As the minimum hourly wage is $1.50, I thought it would be interesting to share with you what one is able to buy in Ecuador for a dollar fifty. 

$1.50 in Ecuador will buy you: 

- 5 local bus rides (30 cents each) 
- 3 bottles of water (50 cents each) 
- 10 eggs (15 cents each) 
- 6 green apples (25 cents each) 
- 1.5 pounds of cat food 
- a 5 minute taxi ride within a town 
- 2 Bailoterapia classes (75 cents each) 
- a bowl of soup 
- around 3 pounds of uncooked rice 
- around 4 pens (35 cents each)  
- 3 servings of peanuts (50 cents each) 
- a beer (with 25 cents leftover) 
- An empanada (with 50 cents leftover) 
- 1 cone of pinguino ice cream 
- four rolls of toilet paper 
- 1 hour at the gym 

The every day things here in Ecuador may be considered "cheap" by North American standards, however when you are making an average of $12.20 a day money runs out extremely fast, especially if you have to take care of a family.  

Anything that is imported to Ecuador  is incredibly expensive. Most everything that is not a necessity, like tourist attractions and things one may decide to do to have fun, are also extremely expensive. A movie here is $7.80 which may seem cheap to you - but for me I see this as enough money to pay the bus to and from school for two weeks.

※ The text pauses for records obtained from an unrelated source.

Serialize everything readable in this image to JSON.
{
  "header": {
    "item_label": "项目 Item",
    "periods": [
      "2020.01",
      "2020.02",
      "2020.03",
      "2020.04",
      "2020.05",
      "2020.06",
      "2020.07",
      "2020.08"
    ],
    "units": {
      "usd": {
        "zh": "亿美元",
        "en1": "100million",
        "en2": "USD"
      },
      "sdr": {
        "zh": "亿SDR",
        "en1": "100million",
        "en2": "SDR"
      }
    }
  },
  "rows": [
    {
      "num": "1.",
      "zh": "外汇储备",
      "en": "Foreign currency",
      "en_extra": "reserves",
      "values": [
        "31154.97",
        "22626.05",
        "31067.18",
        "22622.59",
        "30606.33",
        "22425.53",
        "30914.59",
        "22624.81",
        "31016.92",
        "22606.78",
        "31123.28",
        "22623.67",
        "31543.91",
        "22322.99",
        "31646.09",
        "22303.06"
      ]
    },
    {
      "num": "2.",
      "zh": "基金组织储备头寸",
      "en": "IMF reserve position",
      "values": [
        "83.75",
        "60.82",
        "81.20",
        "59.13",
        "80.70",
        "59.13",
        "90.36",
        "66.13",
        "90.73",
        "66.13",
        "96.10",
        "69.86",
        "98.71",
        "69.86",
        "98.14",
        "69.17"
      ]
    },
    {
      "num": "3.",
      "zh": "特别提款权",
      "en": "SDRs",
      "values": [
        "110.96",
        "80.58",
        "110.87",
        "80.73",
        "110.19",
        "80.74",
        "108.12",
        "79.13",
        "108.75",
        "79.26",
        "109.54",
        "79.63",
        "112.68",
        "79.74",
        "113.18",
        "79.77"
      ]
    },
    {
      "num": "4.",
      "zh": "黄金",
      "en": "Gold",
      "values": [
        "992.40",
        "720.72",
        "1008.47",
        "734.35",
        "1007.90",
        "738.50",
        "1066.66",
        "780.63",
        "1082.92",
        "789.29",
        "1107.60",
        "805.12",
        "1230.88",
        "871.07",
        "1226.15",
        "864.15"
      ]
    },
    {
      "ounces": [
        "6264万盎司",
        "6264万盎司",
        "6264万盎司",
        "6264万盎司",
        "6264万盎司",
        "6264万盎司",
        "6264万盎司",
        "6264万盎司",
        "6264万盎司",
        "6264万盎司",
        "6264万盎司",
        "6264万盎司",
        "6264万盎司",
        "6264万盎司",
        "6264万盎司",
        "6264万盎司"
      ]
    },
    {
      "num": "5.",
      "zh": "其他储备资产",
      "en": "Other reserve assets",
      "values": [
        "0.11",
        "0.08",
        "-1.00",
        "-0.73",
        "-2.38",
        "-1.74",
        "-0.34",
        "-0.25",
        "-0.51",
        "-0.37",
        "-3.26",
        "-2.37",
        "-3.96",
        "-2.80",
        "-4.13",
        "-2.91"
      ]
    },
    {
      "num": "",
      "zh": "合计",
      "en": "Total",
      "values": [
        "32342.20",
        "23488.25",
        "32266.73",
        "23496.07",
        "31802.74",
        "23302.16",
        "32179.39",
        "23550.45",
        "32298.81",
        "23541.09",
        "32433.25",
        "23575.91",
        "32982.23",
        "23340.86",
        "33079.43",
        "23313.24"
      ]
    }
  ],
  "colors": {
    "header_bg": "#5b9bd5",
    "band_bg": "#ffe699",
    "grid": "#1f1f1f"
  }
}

Although some things are relatively expensive, I'm continually surprised at how cheap fruit is! This past Sunday I went to the market and bought two apples, a pineapple, a papaya, a melon and a bag of strawberries for $3. This fruit usually lasts me for an entire week and I love it because it's also extremely fresh.

When you are making only $366 a month - money runs out extremely quickly. For that reason I have found that I have to be very careful with my money. I am not ashamed to say that I am now a change hoarder. Not only because no one ever seems to have change for more than a $5 bill but also because I have found that I need and I use every last cent. I have also had to learn how to regatear* at the markets and ask for the yapa* so I can get the most for my money. Finally, I have found that it is usually better to go to three or four different places to check the prices before buying anything. This helps a lot on cutting down costs.

I have also started to keep a budget for the first time ever! A budget on a peace corps salary is extremely important. I have learned that I can't just spend money willy nilly. I really have to make sure to keep to my weekly budget and to save the money I don't use for later on down the road in case of an emergency. 

Peace Corps is definitely not a job where you're ever going to feel rich, and most of my fellow volunteers feel like they live paycheck to paycheck. However, although you may never be rich in terms of money, your life will be so much richer for the people you meet and the experiences you have. And that my friend, is what truly matters.


*yapa - whenever you ask for the yapa at a market you are basically asking for a gift of one or two more of whatever you are buying. You usually do this if you are buying a fair amount of a product, or if you are buying from the same person every week. People here will normally want to give you the yapa to entice you to come back and buy from them again. 

Regatear - to bargain or to haggle 

1 comment:

  1. Hi Delia,
    Just catching up on your posts. This one is a really good reality check. The stress of providing for a family must be so hard, much less trying to get ahead. Everything that we are used to having seems so much more valuable when it is hard to get. I really enjoy your blogs, keep writing them! How is teaching going?